Do you want social acceptance?

In the age of Instagram, appearances have never been more prevalent in our culture. While social media is a great tool if used in the proper fashion, far too often we find ourselves outside of our lane when we look at it. It becomes an addiction for social acceptance.

As millennials, we tend to never be satisfied. We’re always looking to get to the next place – the next job, the next relationship. We start comparing what we’re doing to what we see others doing on social media. And as a byproduct, our resulting actions start showing that we’re social acceptance from others.

Did they like my post? Did they friend me back? So often, we want to fit in, rather than standing out. We do everything we can to be good enough in everyone’s eyes. And sometimes it’s not even a conscious decision.

There’s a little voice or nudging in the back of your head urging you to act out – post this picture, crack this joke and see if everyone laughs. At the end of the day, the million dollar question we start asking ourselves in our 20s is – who am I?

The Only Acceptance That’s Everlasting is Jesus

When we constantly seek social acceptance and validation from others, it’s never-ending.

“Everyone who drinks this water will be thirsty again, but whoever drinks the water I give them will never thirst. Indeed, the water I give them will become in them a spring of water welling up to eternal life.” (John 4:13-14)

One compliment from someone will never be enough. One like on a picture will never be enough. When we live for social acceptance of others, we’re going to have to keep going back to the well for reassurance. It doesn’t matter who it is

This is especially true of relationships. When we’re filled with insecurity, it prompts a constant need of reassurance from your partner, even if they remind you all the time that they love you.

Once we set our eyes on Jesus, everything changes. By accepting Him and drinking from His well, you begin to be filled with the Holy Spirit. You begin to realize his acceptance is all you ever need.

But what happens if we stray away from Jesus?

We lose sense of our true selves

When we live for the social acceptance of others, we start developing a low sense of self-worth and lose ourselves in the process.

Our efforts and mental energy are put into maintaining an image. We make comments that reflect what we think will please other people. Anxiety mounts, as we think about fitting in.
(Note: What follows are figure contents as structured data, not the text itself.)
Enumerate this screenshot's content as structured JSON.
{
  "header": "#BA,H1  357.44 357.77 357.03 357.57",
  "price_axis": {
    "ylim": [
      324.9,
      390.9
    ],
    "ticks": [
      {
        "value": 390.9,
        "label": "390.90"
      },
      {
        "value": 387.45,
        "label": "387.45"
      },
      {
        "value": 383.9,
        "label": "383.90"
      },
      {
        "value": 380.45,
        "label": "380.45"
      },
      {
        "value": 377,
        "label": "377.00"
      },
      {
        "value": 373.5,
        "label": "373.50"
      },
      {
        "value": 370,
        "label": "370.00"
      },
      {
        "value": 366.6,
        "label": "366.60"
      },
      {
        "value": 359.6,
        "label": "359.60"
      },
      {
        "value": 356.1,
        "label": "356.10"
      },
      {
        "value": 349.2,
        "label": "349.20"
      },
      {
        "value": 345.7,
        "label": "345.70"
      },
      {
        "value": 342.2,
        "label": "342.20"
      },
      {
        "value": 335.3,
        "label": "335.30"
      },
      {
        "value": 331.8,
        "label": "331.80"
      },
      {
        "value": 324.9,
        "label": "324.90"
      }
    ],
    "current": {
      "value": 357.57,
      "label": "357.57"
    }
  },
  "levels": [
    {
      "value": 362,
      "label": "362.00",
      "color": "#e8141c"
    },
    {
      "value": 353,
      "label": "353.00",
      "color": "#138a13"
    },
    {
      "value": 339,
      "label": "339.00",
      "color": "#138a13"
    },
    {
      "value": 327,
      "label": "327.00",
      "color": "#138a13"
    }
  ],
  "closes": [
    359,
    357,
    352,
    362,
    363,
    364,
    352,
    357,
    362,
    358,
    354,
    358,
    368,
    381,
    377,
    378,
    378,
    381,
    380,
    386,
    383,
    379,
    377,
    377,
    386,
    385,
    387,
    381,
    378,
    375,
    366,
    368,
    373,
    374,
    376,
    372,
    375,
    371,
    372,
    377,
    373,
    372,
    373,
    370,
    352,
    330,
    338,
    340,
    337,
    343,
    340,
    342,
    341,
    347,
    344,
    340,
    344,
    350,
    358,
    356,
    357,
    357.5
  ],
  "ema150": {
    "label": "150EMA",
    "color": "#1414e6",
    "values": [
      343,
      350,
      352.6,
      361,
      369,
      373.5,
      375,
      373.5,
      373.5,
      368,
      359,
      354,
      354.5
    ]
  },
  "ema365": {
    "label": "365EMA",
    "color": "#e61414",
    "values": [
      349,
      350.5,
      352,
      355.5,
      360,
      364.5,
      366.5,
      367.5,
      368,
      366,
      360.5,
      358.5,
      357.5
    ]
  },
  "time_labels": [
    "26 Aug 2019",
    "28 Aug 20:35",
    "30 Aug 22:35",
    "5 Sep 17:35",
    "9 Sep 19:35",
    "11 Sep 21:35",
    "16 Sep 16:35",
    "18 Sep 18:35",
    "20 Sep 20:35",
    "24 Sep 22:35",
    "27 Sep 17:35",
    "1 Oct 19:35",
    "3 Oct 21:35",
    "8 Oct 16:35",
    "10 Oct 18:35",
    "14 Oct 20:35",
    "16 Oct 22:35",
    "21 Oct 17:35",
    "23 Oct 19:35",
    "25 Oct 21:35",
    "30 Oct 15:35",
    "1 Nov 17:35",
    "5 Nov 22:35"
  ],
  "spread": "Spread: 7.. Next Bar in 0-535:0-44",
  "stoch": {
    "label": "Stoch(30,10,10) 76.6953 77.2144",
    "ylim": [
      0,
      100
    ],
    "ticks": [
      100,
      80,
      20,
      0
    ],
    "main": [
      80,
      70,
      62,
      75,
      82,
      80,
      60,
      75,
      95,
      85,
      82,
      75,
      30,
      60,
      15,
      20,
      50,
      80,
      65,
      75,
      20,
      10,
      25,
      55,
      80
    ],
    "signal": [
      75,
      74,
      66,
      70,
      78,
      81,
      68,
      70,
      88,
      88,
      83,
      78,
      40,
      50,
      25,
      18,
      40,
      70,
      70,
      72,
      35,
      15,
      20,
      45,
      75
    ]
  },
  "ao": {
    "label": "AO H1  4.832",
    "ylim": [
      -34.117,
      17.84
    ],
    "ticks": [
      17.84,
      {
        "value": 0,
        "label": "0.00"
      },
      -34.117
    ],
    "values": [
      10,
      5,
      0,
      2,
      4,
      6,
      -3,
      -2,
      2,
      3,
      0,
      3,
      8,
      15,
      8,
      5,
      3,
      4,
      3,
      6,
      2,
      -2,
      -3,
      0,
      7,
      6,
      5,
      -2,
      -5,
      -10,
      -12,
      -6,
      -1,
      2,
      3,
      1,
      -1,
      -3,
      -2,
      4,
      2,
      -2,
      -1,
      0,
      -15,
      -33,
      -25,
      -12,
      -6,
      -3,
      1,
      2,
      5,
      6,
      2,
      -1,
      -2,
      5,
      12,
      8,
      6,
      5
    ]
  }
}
And we try so hard to control the situation to give ourselves the peace that we are accepted.

And it might work for a moment, but then it’s ripped away and we realize one hard truth.

The person who tries to preserve his life will lose it, but the person who loses his life for me will preserve it.” (Matthew 10:39)
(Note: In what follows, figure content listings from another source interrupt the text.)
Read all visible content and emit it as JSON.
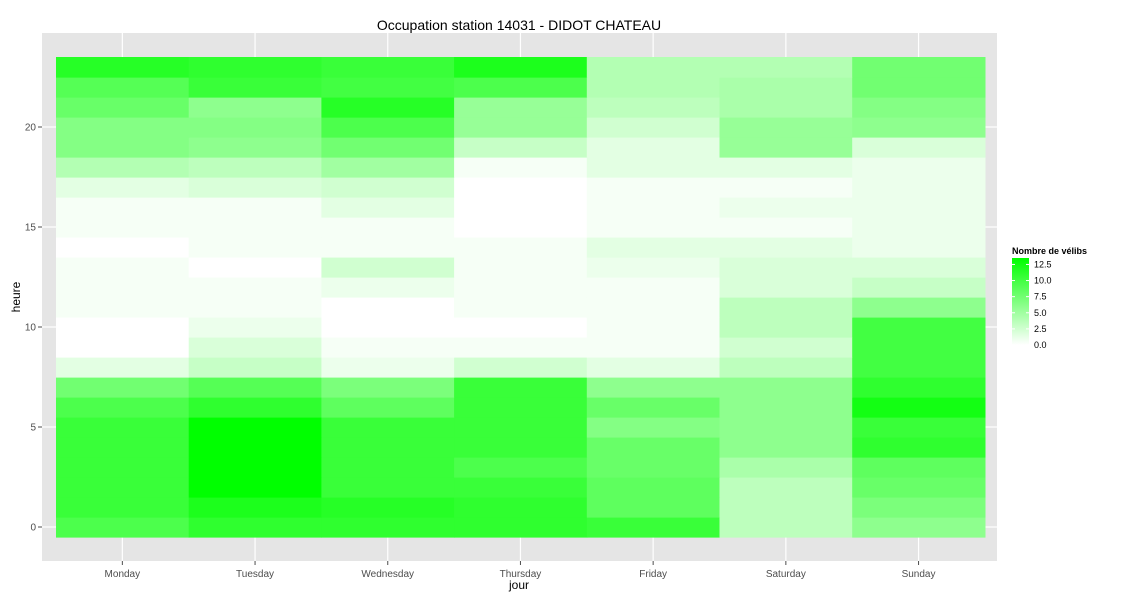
{
  "chart_data": {
    "type": "heatmap",
    "title": "Occupation station 14031 - DIDOT CHATEAU",
    "xlabel": "jour",
    "ylabel": "heure",
    "categories": [
      "Monday",
      "Tuesday",
      "Wednesday",
      "Thursday",
      "Friday",
      "Saturday",
      "Sunday"
    ],
    "y": [
      0,
      1,
      2,
      3,
      4,
      5,
      6,
      7,
      8,
      9,
      10,
      11,
      12,
      13,
      14,
      15,
      16,
      17,
      18,
      19,
      20,
      21,
      22,
      23
    ],
    "yticks": [
      0,
      5,
      10,
      15,
      20
    ],
    "ylim": [
      -0.5,
      23.5
    ],
    "legend": {
      "title": "Nombre de vélibs",
      "ticks": [
        "12.5",
        "10.0",
        "7.5",
        "5.0",
        "2.5",
        "0.0"
      ],
      "tick_values": [
        12.5,
        10.0,
        7.5,
        5.0,
        2.5,
        0.0
      ],
      "min": 0,
      "max": 13.5,
      "position": "right"
    },
    "colors": {
      "low": "#ffffff",
      "high": "#00ff00",
      "panel": "#e5e5e5",
      "grid": "#ffffff"
    },
    "grid": true,
    "values": [
      [
        9.5,
        11.0,
        11.0,
        11.0,
        10.5,
        3.5,
        6.0
      ],
      [
        10.5,
        12.0,
        11.5,
        11.0,
        8.5,
        3.5,
        7.0
      ],
      [
        10.5,
        13.5,
        10.5,
        10.5,
        8.5,
        3.5,
        8.0
      ],
      [
        10.5,
        13.5,
        10.5,
        9.5,
        8.0,
        4.5,
        8.5
      ],
      [
        10.5,
        13.5,
        10.5,
        10.5,
        8.0,
        6.0,
        11.0
      ],
      [
        10.5,
        13.5,
        10.5,
        10.5,
        6.5,
        6.0,
        10.5
      ],
      [
        9.5,
        11.0,
        8.5,
        10.5,
        8.0,
        6.0,
        12.5
      ],
      [
        7.5,
        9.0,
        7.0,
        10.5,
        6.0,
        6.0,
        11.0
      ],
      [
        1.5,
        3.0,
        1.0,
        2.5,
        1.5,
        3.5,
        10.0
      ],
      [
        0.0,
        2.0,
        0.5,
        0.5,
        0.5,
        2.5,
        10.0
      ],
      [
        0.0,
        1.0,
        0.0,
        0.0,
        0.5,
        3.5,
        10.0
      ],
      [
        0.5,
        0.5,
        0.0,
        0.5,
        0.5,
        3.5,
        6.0
      ],
      [
        0.5,
        0.5,
        1.0,
        0.5,
        0.5,
        2.0,
        3.0
      ],
      [
        0.5,
        0.0,
        2.5,
        0.5,
        1.0,
        2.0,
        2.0
      ],
      [
        0.0,
        0.5,
        0.5,
        0.5,
        1.5,
        1.5,
        1.0
      ],
      [
        0.5,
        0.5,
        0.5,
        0.0,
        0.5,
        0.5,
        1.0
      ],
      [
        0.5,
        0.5,
        1.5,
        0.0,
        0.5,
        1.0,
        1.0
      ],
      [
        1.5,
        2.0,
        2.5,
        0.0,
        0.5,
        0.5,
        1.0
      ],
      [
        4.0,
        3.5,
        5.0,
        0.5,
        1.5,
        1.5,
        1.0
      ],
      [
        6.5,
        6.0,
        7.5,
        3.0,
        1.5,
        5.5,
        2.0
      ],
      [
        6.5,
        6.5,
        9.5,
        5.5,
        2.5,
        5.5,
        6.0
      ],
      [
        8.0,
        6.0,
        11.5,
        5.5,
        3.5,
        4.5,
        6.5
      ],
      [
        9.0,
        10.5,
        10.0,
        9.5,
        4.0,
        4.5,
        7.5
      ],
      [
        11.5,
        11.0,
        10.5,
        12.0,
        4.0,
        4.0,
        7.5
      ]
    ]
  }
}
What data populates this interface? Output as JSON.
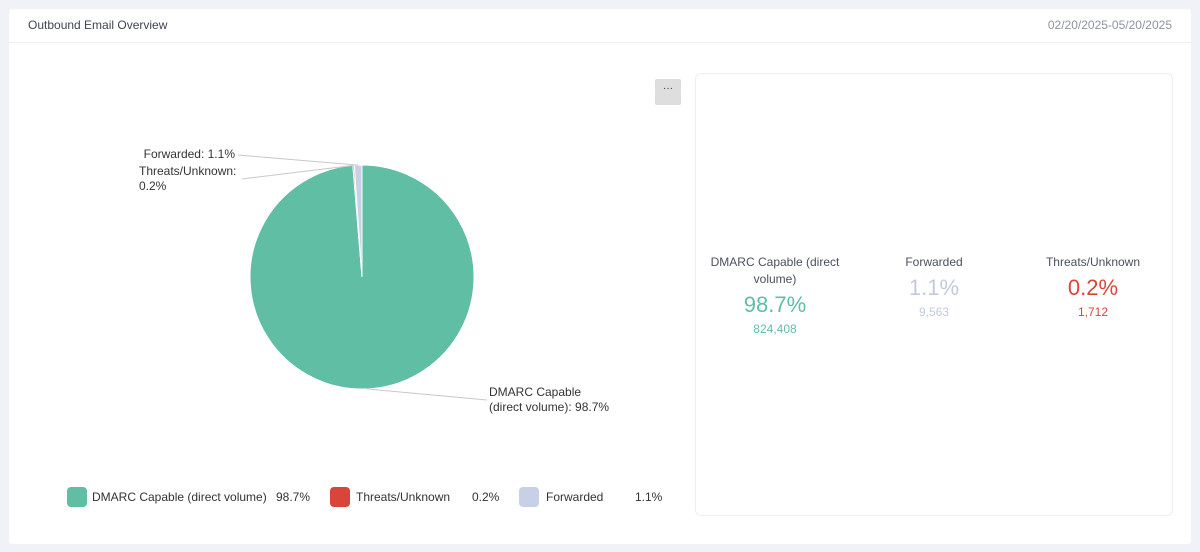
{
  "header": {
    "title": "Outbound Email Overview",
    "date_range": "02/20/2025-05/20/2025"
  },
  "menu": {
    "label": "···"
  },
  "colors": {
    "dmarc": "#5fbea3",
    "threats": "#d9453b",
    "forwarded": "#c7d0e4",
    "forwarded_text": "#c2cadc"
  },
  "chart_data": {
    "type": "pie",
    "title": "",
    "slices": [
      {
        "name": "DMARC Capable (direct volume)",
        "percent": 98.7,
        "count": "824,408",
        "color": "#5fbea3",
        "label_lines": [
          "DMARC Capable",
          "(direct volume): 98.7%"
        ]
      },
      {
        "name": "Threats/Unknown",
        "percent": 0.2,
        "count": "1,712",
        "color": "#d9453b",
        "label_lines": [
          "Threats/Unknown:",
          "0.2%"
        ]
      },
      {
        "name": "Forwarded",
        "percent": 1.1,
        "count": "9,563",
        "color": "#c7d0e4",
        "label_lines": [
          "Forwarded: 1.1%"
        ]
      }
    ],
    "legend": [
      {
        "name": "DMARC Capable (direct volume)",
        "value": "98.7%",
        "color": "#5fbea3"
      },
      {
        "name": "Threats/Unknown",
        "value": "0.2%",
        "color": "#d9453b"
      },
      {
        "name": "Forwarded",
        "value": "1.1%",
        "color": "#c7d0e4"
      }
    ]
  },
  "stats": [
    {
      "label": "DMARC Capable (direct volume)",
      "percent": "98.7%",
      "count": "824,408",
      "color": "#5fbea3"
    },
    {
      "label": "Forwarded",
      "percent": "1.1%",
      "count": "9,563",
      "color": "#c2cadc"
    },
    {
      "label": "Threats/Unknown",
      "percent": "0.2%",
      "count": "1,712",
      "color": "#d9453b"
    }
  ]
}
Scripture is saying when we try to hold onto things in our life, we’ll lose them. But when we give it all to Jesus, our lives and joy are preserved.
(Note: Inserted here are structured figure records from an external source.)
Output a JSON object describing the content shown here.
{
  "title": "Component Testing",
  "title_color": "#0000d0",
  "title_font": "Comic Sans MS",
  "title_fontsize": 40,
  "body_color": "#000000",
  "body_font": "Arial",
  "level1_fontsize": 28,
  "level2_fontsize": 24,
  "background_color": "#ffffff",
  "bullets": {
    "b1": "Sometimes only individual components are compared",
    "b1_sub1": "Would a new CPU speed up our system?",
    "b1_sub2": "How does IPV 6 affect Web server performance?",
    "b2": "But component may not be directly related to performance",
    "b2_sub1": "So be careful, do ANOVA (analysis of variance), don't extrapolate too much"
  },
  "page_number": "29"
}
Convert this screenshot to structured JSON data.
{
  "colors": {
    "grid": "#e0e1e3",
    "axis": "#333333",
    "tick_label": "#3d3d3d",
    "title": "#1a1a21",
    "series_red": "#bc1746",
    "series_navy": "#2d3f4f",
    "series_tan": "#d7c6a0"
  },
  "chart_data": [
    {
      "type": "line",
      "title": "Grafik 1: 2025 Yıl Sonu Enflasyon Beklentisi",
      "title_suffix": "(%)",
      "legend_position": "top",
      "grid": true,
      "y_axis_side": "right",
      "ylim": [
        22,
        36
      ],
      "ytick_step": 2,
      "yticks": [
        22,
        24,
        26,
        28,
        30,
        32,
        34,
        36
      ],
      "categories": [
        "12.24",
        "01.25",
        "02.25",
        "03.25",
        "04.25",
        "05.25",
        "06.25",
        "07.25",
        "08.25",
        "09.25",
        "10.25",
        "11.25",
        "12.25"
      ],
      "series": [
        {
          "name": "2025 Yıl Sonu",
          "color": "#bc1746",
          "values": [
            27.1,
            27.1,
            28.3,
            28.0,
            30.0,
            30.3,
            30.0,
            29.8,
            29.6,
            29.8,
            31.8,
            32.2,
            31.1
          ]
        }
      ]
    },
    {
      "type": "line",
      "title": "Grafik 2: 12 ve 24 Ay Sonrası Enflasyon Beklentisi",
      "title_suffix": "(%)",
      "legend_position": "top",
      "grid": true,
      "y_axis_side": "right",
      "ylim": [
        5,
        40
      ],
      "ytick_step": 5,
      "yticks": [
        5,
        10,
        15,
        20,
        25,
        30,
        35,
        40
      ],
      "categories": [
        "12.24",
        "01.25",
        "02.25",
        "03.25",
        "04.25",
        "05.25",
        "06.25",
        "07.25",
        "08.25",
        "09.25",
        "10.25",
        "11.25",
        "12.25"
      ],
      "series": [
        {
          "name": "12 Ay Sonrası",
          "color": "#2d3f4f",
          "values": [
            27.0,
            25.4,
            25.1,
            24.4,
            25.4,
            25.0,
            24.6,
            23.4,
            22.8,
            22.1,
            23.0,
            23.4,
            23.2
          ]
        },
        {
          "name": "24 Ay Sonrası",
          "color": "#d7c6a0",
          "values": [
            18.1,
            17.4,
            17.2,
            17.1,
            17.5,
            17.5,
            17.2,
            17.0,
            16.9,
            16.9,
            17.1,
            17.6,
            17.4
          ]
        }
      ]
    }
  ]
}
Anxiety is a funny thing. When we stop desiring the things of the world and the social acceptance from the people that live in it, we can live so freely.

We’re letting others be God

Many might cringe at the stigma of “false idolatry”, but it happens every day of our lives. There’s so many figures that we look up to, including celebrities, actors, actresses, actors, colleagues, friends or even partners.

Our affinity for who we perceive them to be leaves us desiring to be like them and/or seeking social acceptance from them.

Because of their status or sense of importance in our lives, we start worshiping them in a sense. This is especially relevant in college, as we start trying to develop a social circle.

I remember being a freshman, just starting out and attending a party in the second semester of school. Older, “cooler” kids were doing certain things and I got coaxed into them as a way to conform. I thought if I did them, they’d like me.

Later on, I found myself early in my career, trying to win brownie points with my boss by acting a certain way. This is true of many millennials in today’s workforce, as they over-exhaust themselves and burn out while trying to impress people above them.

At every stage of our lives, we’re presented with opportunities to start idolizing other people and it’s up to us to keep our eyes on the only One who matters.